Government Trust Crisis: Political infighting and lack of cohesive leadership are undermining public trust and the effectiveness of war efforts.
Hostage Negotiations: The government's handling of hostage situations is a focal point of public distrust, exacerbating societal tensions.
Palestinian Support for Hamas: Hamas's ideological narrative sustains its support base, presenting significant challenges to peace and security.
Northern Front Threats: Escalating conflicts with Hezbollah highlight the potential for broader regional instability and necessitate strategic military responses.
Western Alliances: Consistent and strong support from Western allies, particularly the U.S., is crucial for Israel's security and regional influence.

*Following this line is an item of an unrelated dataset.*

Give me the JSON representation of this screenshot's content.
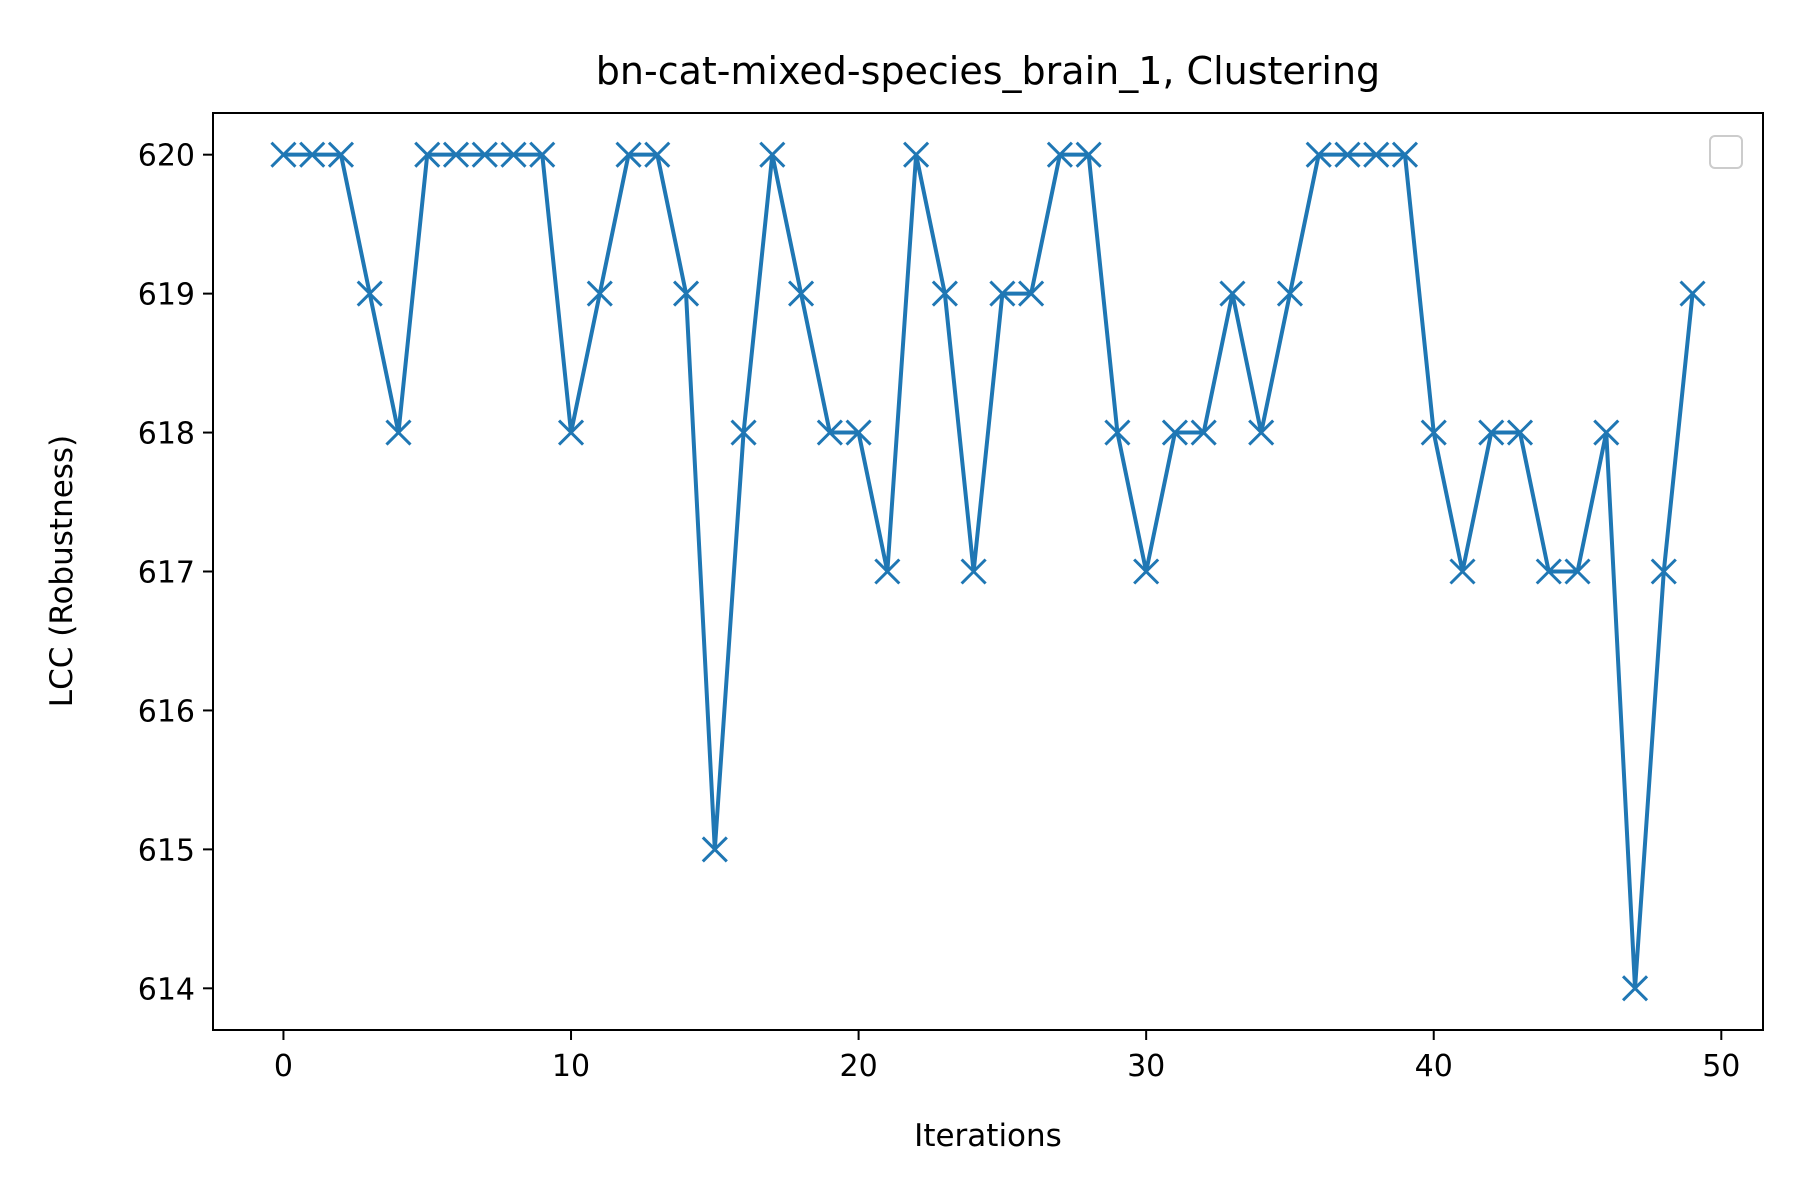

American Jewish Identity Crisis: A significant gap in Jewish historical knowledge and rising anti-Zionism among American Jews call for urgent educational reforms and community strengthening.
Chaviv Rettig Gur:
"We are the strongest Jews who ever lived... life soldiers on."
(00:40)
"The politics of setting one another against each other... has hampered the war effort."
(07:25)
"I believe that the government is absolutely correct, that Netanyahu's position is right..."
(11:18)
"Hamas tells Palestinians a beautiful story of dignity, of redemption..."
(22:43)
"American Jews need to know our story... we need to reclaim it. That is the way."
(51:38)
Rabbi Ami Hirsch:
"We are strong and we still act and think as though we are weak... we're the strongest Jews who ever lived."
(57:31)
This comprehensive discussion offers valuable insights into the current state of Israeli society, the complexities of political leadership, the enduring challenges posed by Hamas, and the critical need for a reinvigorated Jewish identity within the American Jewish community. Chaviv Rettig Gur's analysis underscores the importance of unity, informed leadership, and cultural education in navigating these turbulent times.